NRSC Uses Reid’s Remarks to Go After 2010 Democrats

The National Republican Senatorial Committee on Monday sought to expand its campaign against Majority Leader Harry Reid (D-Nev.) for his use of racially insensitive remarks to other Senate Democrats up for re-election this fall.

The NRSC on Monday went after Democratic Sens. Mary Landrieu (La.), Russ Feingold (Wis.), Evan Bayh (Ind.) and Blanche Lincoln (Ark.) for not calling on Reid to resign as Majority Leader. Reid is under fire for referring to President Barack Obama in 2008 as “light-skinned” and for saying he has “no Negro dialect.”

“There is still no place for Sen. Reid’s racially charged commentary in today’s America, and [their] silence on her Senate Leader’s statements is deafening,” NRSC spokeswoman Amber Wilkerson Marchand said.
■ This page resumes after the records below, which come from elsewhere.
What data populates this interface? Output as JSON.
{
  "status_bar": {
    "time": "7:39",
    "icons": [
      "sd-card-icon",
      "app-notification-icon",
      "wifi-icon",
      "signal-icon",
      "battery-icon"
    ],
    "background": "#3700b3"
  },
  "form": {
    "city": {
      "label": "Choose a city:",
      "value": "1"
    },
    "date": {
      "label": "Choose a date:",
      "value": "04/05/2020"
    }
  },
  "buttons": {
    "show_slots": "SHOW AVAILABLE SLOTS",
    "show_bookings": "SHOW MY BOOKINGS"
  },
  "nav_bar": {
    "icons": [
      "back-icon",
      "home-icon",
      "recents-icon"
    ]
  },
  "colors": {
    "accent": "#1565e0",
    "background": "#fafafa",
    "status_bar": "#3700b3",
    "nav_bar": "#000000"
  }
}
The campaign committee also accused the Senate Democrats of using a double standard when judging Reid’s actions, noting that all four were serving in the Senate in 2002 when then-Minority Leader Trent Lott (R-Miss.) was forced out of office after making racially sensitive comments.

For instance, in a release circulated to Louisiana press, the NRSC argues that, “It’s difficult to view Senator Landrieu’s silence as anything other than a clear double standard — especially in light of her own statements in 2002 that a Democratic leader ‘would not be allowed to keep their position’ if they made such a racially-charged statement.”

“There’s no doubt that Louisianans will see through the hypocrisy of Landrieu’s demand that Trent Lott step down as Majority Leader while she silently stands by Harry Reid’s pontification about President Obama’s ‘light skin’ and his lack of ‘negro dialect,’” the release said.

Meanwhile, the NRSC also continued to put pressure on Reid, demanding that the Majority Leader provide a full explanation of his words. Several prominent Republicans including NRSC Chairman John Cornyn (Texas) have suggested Reid give up his leadership job over his remarks.

“Americans deserve to know: What exactly did Harry Reid mean when he referred to the president’s skin color and said that he had ‘no Negro dialect?’ If these are the types of comments that Harry Reid is making behind closed doors, then it’s no wonder why he has worked so hard to keep his health care negotiations closed to the public,” NRSC spokesman Brian Walsh said.